Luna Island (for Bridal Veil Falls)
Bridal Veil Falls is the smallest of the falls at Niagara and is best seen from Luna Island (another short pedestrian bridge away from Goat Island) – follow your ears for the sound of water bucketing down.
Cave of the Winds
Cave of the Winds is a seasonal attraction that allows you to take an elevator down to the base of Bridal Veil Falls (accessed by the red wooden decking show in the picture below). Sadly, the attraction is disassembled during the winter period and was, therefore, closed when I visited at the end of October.
Prospect Point (for the American Falls)
After seeing Bridal Veil Falls, loop back towards the Visitor’s Centre and Prospect Point. The second largest of the falls, at Prospect Point you’ll start to get a sense of the magnitude and power of Niagara Falls. And still there’s more to come.
Observation Tower and Maid of the Mist
There are two further main attractions on the USA side – the Observation Tower and Maid of the Mist. The Observation Tower is the only way to get a panoramic view of all three falls while the Maid of the Mist tour will take you right up to the falls and get you a good soaking in the process (it’s all part of the fun).
Sadly, I didn’t try either of these attractions because I was fighting off a nasty cold and didn’t think getting soaked and the being outdoors in late October was a smart move. If I’d been there in summer, I’d have been 1st in the queue for both.
You can find out more about both attractions, including pricing, on the USA Niagara Falls website.
Did you know Niagara Falls State Park is the oldest state park in America? If history’s your thing (I confess I’m history nerd), don’t miss the 45 minute show Legends of Adventure in the theatre in the Visitor’s Centre. As well as providing the history of the falls, there’s some daredevil footage in there, including one woman throwing herself over the edge of the falls inside a barrel. ***SPOILER*** she survived!
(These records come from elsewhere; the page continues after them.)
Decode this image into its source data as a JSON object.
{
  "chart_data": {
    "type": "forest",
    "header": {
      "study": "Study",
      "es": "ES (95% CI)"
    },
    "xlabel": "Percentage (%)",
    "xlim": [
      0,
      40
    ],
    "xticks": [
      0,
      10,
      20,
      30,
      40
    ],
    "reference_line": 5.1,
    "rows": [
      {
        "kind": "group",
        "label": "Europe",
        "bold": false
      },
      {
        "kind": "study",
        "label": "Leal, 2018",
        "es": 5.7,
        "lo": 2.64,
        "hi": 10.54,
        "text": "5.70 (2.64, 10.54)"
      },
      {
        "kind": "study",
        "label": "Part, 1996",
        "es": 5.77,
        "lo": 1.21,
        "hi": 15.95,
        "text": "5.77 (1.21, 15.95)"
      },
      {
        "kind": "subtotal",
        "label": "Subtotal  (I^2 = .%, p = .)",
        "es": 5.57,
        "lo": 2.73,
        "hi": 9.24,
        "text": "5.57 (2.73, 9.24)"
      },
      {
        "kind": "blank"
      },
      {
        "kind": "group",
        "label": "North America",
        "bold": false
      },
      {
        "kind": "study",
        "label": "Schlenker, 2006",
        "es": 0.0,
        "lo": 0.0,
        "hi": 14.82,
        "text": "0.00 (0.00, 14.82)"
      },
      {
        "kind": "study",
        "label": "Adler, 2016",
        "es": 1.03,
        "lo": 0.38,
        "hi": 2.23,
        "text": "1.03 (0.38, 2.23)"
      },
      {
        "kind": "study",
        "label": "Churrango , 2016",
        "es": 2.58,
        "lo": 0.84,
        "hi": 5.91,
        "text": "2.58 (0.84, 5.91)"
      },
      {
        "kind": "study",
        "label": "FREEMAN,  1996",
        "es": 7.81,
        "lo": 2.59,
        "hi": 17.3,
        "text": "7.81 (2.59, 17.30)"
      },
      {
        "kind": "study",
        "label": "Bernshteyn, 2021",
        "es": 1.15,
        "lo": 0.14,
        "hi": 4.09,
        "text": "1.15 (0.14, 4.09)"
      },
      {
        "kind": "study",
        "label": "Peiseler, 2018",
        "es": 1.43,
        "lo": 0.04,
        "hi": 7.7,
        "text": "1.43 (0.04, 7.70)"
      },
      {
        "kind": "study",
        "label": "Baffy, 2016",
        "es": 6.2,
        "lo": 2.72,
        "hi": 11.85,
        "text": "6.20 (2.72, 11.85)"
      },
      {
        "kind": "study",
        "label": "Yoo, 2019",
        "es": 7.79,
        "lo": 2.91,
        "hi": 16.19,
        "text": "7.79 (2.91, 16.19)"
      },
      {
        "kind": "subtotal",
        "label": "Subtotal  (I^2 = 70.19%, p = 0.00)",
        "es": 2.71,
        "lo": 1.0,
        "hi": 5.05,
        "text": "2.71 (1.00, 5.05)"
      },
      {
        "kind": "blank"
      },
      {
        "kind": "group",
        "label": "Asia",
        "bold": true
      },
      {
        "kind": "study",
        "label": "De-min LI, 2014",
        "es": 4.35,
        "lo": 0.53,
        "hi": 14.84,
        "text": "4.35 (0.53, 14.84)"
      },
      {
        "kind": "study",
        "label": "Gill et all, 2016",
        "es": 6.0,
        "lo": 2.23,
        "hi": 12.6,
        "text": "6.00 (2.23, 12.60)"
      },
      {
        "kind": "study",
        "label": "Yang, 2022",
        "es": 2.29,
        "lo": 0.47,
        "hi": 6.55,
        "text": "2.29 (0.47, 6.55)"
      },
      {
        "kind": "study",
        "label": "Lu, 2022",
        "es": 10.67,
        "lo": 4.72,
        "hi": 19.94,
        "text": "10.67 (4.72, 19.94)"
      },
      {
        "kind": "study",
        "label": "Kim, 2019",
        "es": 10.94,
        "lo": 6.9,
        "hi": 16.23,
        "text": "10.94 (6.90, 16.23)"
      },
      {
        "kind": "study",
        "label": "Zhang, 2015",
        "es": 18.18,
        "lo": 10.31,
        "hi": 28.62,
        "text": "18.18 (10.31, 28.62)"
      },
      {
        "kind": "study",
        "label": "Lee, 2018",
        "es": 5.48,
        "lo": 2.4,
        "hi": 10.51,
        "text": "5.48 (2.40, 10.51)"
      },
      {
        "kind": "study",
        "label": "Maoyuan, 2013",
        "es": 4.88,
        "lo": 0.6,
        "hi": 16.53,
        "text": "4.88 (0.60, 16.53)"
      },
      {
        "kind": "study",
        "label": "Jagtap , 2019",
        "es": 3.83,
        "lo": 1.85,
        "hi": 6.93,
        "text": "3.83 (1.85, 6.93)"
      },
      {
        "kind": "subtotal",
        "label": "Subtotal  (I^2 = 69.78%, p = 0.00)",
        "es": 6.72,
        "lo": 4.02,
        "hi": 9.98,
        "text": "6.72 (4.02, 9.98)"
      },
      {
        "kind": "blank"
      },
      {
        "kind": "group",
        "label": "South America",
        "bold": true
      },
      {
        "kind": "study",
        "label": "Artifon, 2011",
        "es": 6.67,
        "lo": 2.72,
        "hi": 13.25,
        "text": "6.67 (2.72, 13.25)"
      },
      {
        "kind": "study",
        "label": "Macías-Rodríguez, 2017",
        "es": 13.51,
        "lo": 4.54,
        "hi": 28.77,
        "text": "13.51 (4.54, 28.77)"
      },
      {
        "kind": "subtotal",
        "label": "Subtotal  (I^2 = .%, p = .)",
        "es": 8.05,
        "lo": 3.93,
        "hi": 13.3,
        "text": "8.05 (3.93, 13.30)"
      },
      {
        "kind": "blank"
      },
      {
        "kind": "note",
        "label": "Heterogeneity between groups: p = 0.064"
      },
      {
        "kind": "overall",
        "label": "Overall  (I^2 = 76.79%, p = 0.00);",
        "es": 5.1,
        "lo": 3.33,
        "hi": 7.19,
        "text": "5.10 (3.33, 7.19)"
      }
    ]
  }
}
The Canadian side: Horseshoe Falls
Once you’ve explored the USA side of Niagara Falls, it’s time for Horseshoe Falls and I have to say, even though the USA falls was my favourite side to explore, this view does top them all. But then we all knew that, didn’t we…because this is the view that we’ve stared at so many times in 2D and is what prompted us to visit in the first place. .
Getting to the Canadian side is a piece of cake – PROVIDED YOU HAVE YOUR PASSPORT (I watched one woman ‘effing and blinding as she got turned away at the border). Simply pass through the guards on either end of Rainbow Bridge, pay your money, present your passport and you’re through. It’s then a several minute walk to get to the part of the falls that gives the most front-on view. No directions needed – follow the sounds of water and the head towards the mass of people.
I won’t lie – there can be a significant jostle to get closest to the water and good manners and patience won’t always get you where you want to be. And that was late October. However, the scrum is worth it and there’s (another) visitor’s centre right behind you if you need a coffee (or something a bit stronger) when you’re done.
Table Rock Welcome Centre: I’d just about had my fill of visitor centres by the time I crossed to the Canadian side of the falls so Table Rock didn’t hold my interest for too long. However, there’s a whole range of shops, restaurants and activities if you want to explore. Personally, the crowds were thinner on the USA side so I was pleased I’d spent my time at the visitor centre there.
It was a long day out, especially when coupled with the two-hour return bus trip, but it was absolutely worth it to finally see what has to be one of the most impactful natural wonders of our world.